Huang TY, Lu WC, Chu IM, 2012, Strategi fermentasi untuk memproduksi asam docosahexaenoic di Aurantiochytrium
limacinum SR21 dan meningkatkan proporsi C22:6 dalam total asam lemak. sumber daya hayati. Teknologi. 123, 8–14.

Kobayashi T., Sakaguchi K., Matsuda T., Abe E., Hama Y., Hayashi M., Honda D., Okita Y., Sugimoto S., Okino N., Ito M.,
2011. Peningkatan asam eicosapentaenoic dalam thraustochytrid melalui ekspresi gen desaturase asam lemak D5 yang
digerakkan oleh promotor thraustochytrid ubiquitin. Aplikasi. Mengepung. Mikrobiol. 77, 3870–3876.

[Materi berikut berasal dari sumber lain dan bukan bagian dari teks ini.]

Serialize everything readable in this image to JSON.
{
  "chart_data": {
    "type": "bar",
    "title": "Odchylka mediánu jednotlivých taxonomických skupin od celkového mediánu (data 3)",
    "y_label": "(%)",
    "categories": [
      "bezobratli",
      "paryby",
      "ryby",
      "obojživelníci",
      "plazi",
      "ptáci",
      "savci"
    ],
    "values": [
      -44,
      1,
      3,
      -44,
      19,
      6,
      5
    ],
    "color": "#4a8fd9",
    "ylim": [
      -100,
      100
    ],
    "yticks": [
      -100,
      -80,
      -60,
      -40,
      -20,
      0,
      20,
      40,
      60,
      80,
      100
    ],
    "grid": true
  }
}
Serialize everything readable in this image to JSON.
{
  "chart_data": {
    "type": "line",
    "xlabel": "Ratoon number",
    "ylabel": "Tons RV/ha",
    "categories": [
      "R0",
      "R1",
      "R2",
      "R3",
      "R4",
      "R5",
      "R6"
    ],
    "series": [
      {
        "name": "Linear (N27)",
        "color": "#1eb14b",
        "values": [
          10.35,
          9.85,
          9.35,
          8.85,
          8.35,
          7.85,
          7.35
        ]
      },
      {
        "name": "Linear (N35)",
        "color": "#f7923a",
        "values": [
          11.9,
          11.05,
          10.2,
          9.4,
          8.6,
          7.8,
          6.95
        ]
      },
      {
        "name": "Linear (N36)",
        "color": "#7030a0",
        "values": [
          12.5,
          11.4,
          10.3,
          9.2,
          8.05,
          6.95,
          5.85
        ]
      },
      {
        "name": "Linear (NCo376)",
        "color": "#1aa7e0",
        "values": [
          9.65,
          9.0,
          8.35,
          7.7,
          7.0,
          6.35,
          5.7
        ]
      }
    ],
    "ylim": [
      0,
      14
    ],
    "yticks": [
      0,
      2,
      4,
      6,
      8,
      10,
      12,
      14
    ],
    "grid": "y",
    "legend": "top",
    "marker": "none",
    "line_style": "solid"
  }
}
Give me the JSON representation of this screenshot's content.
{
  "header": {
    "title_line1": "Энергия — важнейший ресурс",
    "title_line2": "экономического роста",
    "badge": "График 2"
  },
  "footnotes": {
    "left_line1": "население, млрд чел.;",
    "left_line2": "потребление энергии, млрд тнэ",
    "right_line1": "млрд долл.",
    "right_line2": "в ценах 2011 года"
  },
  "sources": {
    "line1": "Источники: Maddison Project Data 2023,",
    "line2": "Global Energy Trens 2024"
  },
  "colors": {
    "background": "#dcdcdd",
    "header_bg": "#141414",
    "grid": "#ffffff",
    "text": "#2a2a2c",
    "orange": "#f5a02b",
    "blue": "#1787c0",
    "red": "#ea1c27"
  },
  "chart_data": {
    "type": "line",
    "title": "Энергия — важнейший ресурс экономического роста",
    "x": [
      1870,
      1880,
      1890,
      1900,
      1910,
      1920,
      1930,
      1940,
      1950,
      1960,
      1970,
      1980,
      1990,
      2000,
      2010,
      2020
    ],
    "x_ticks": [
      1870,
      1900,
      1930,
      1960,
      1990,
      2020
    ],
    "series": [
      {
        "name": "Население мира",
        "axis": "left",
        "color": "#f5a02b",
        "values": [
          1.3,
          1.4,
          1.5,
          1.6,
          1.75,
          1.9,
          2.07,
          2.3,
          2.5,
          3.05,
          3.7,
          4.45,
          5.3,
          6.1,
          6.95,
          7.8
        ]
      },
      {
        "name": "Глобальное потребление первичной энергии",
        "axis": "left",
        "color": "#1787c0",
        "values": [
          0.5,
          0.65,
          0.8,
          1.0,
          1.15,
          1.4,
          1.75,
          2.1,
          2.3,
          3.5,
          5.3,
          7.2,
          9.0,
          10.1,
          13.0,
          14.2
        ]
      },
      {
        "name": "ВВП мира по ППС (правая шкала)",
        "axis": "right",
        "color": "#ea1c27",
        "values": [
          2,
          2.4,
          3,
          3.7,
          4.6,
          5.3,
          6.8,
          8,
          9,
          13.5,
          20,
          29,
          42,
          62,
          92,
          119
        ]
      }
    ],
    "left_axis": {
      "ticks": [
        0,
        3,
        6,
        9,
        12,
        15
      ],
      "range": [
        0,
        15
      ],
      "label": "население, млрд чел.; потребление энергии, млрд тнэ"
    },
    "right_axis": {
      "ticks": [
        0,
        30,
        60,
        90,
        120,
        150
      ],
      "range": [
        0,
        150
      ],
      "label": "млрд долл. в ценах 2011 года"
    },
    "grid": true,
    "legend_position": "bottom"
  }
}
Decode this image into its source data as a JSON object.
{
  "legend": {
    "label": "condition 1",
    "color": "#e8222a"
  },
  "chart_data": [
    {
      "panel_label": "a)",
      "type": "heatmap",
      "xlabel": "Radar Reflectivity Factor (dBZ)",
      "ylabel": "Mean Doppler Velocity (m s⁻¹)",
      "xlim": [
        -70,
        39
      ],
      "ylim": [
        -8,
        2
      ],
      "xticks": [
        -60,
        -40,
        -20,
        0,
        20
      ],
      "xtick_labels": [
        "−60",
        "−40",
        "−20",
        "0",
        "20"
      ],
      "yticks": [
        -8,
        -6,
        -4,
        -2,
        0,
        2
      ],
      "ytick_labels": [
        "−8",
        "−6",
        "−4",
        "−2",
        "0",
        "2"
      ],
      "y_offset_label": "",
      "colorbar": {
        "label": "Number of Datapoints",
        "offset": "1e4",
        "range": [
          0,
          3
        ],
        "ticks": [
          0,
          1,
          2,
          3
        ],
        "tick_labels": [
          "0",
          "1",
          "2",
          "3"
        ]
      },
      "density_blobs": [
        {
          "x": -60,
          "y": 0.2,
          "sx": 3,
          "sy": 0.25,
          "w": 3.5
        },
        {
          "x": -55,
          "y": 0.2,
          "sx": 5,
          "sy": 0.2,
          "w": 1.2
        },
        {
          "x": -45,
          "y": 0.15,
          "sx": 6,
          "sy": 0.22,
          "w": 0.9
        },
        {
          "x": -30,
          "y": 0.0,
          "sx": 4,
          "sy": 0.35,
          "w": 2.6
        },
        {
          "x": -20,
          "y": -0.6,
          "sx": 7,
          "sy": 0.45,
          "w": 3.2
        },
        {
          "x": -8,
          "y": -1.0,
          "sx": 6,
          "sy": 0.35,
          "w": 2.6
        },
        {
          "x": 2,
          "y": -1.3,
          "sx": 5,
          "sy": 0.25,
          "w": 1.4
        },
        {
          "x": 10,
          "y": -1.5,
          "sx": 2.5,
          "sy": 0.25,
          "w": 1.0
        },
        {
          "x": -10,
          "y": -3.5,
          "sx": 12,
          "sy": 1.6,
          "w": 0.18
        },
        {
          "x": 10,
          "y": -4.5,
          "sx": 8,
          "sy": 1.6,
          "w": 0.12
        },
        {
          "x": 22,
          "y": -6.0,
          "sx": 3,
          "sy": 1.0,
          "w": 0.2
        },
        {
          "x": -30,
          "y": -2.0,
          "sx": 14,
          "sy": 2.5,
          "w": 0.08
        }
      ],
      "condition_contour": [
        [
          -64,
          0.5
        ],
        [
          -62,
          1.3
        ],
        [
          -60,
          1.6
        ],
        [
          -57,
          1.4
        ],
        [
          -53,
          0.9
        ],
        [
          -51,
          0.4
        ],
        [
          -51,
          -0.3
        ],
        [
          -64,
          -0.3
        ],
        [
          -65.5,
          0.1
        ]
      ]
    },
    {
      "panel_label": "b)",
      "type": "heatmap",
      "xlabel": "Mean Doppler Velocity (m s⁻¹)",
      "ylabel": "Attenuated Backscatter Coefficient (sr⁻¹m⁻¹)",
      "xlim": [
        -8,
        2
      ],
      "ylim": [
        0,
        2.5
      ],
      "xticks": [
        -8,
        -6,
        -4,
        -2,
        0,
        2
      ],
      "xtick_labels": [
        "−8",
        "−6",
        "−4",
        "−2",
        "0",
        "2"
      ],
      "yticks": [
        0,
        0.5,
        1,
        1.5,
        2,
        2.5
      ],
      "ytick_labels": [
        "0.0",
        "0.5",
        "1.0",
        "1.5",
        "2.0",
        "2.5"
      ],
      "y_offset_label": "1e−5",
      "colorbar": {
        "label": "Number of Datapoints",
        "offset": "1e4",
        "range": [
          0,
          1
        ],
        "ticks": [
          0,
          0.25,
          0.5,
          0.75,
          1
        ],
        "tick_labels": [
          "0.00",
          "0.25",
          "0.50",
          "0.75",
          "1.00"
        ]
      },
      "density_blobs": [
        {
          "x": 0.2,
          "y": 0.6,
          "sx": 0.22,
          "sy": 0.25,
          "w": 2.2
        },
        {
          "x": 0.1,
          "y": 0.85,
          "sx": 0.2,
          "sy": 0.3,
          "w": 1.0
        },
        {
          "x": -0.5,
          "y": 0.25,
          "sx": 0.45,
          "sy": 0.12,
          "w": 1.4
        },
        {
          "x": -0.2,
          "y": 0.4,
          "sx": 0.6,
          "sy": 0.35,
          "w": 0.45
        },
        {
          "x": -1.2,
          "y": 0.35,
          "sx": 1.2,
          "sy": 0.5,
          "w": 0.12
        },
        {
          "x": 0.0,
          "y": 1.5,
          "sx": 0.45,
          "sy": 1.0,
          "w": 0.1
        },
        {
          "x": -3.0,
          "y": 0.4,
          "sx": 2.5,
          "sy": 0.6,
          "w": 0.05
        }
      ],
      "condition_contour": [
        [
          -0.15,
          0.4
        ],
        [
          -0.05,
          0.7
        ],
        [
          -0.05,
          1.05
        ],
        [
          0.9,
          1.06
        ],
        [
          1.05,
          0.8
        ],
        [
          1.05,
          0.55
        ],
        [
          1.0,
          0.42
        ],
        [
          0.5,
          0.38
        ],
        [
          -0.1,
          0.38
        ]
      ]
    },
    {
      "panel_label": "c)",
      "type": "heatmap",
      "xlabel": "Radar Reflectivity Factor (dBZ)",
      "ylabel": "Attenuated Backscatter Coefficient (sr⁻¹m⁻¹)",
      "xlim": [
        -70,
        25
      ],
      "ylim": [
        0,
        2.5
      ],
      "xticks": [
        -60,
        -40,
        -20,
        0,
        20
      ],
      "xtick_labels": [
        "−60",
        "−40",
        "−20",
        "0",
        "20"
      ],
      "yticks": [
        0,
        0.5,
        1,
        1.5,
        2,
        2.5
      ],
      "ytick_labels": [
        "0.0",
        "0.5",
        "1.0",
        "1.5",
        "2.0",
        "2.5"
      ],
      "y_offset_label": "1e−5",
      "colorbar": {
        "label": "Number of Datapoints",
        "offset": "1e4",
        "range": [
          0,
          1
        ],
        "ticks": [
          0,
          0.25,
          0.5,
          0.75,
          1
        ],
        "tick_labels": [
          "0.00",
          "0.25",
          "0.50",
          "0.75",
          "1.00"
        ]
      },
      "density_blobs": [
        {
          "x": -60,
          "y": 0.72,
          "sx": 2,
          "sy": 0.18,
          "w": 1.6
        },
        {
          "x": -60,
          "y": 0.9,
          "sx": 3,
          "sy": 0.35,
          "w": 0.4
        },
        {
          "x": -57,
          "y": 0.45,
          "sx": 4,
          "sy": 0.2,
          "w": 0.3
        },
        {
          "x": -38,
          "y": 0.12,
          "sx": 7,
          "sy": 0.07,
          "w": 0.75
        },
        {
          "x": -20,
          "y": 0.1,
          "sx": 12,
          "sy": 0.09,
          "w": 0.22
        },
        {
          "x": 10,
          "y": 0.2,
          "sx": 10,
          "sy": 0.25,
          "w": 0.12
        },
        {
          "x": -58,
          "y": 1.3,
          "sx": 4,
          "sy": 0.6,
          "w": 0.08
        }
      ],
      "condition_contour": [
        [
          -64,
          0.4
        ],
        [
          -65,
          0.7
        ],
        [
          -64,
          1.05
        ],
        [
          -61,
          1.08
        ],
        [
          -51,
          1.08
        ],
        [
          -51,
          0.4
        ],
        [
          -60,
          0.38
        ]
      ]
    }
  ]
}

Maas PAY, Kleinschuster SJ, Dykstra MJ, Smolowitz R., Parent J, 1999, Karakterisasi molekul QPX (Quahog Parasite
Unknown), patogen Mercenaria mercenaria. J Shellfish Res 18(2):561–567 Mo C., Douek J., Rinkevich B., 2002,
Pengembangan strategi PCR untuk identifikasi thraustochytrid berdasarkan urutan 18S rDNA. Mar Biol 140(5):883–889
Nakazawa A., Matsuura H., Kose R., Kato S., Honda D.,
Inouye I., Kaya K., Watanabe MM, 2012, Optimalisasi produksi biomassa dan asam lemak oleh Aurantiochytrium sp. regangan
4W-1b. Procedia Lingkungan Sci 15, 27-33

Raghukumar S., 2002. Ekologi pelabuhan laut, Labyrinthulomycetes (thraustochytrids dan


labirin). Euro J Protistol 38(2):127–145
Ren LJ, Sun GN, Ji XJ, Hu XC, Huang H. 2014. Pergeseran komposisi fraksi lipid selama lipid
akumulasi dan turnover pada Schizochytrium sp. Teknologi Sumberdaya Hayati. 157:107-13.
Santangelo G., Bongiorni L., Pignataro, L. 2000, Kelimpahan thraustochytrid dan protozoa bersilia di pantai berpasir Mediterania
ditentukan dengan metode langsung yang lebih baik. Mikroba Aquat Ekol 23, 55–61.
Sun LN, Ren LJ, Zhang XY, Ji XJ, Yan JC, Huang H., 2014, Efek diferensial dari keterbatasan nutrisi pada konstituen biokimia
dan produksi asam docosahexaenoic Schizochytrium sp . sumber daya hayati. Teknologi. 159, 199–206.

Wu ST, Lin LP 2003, Penerapan metodologi permukaan respons untuk mengoptimalkan produksi DHA oleh
Skizochytrium sp. SR31. J. Kimia Makanan; 27:127–39.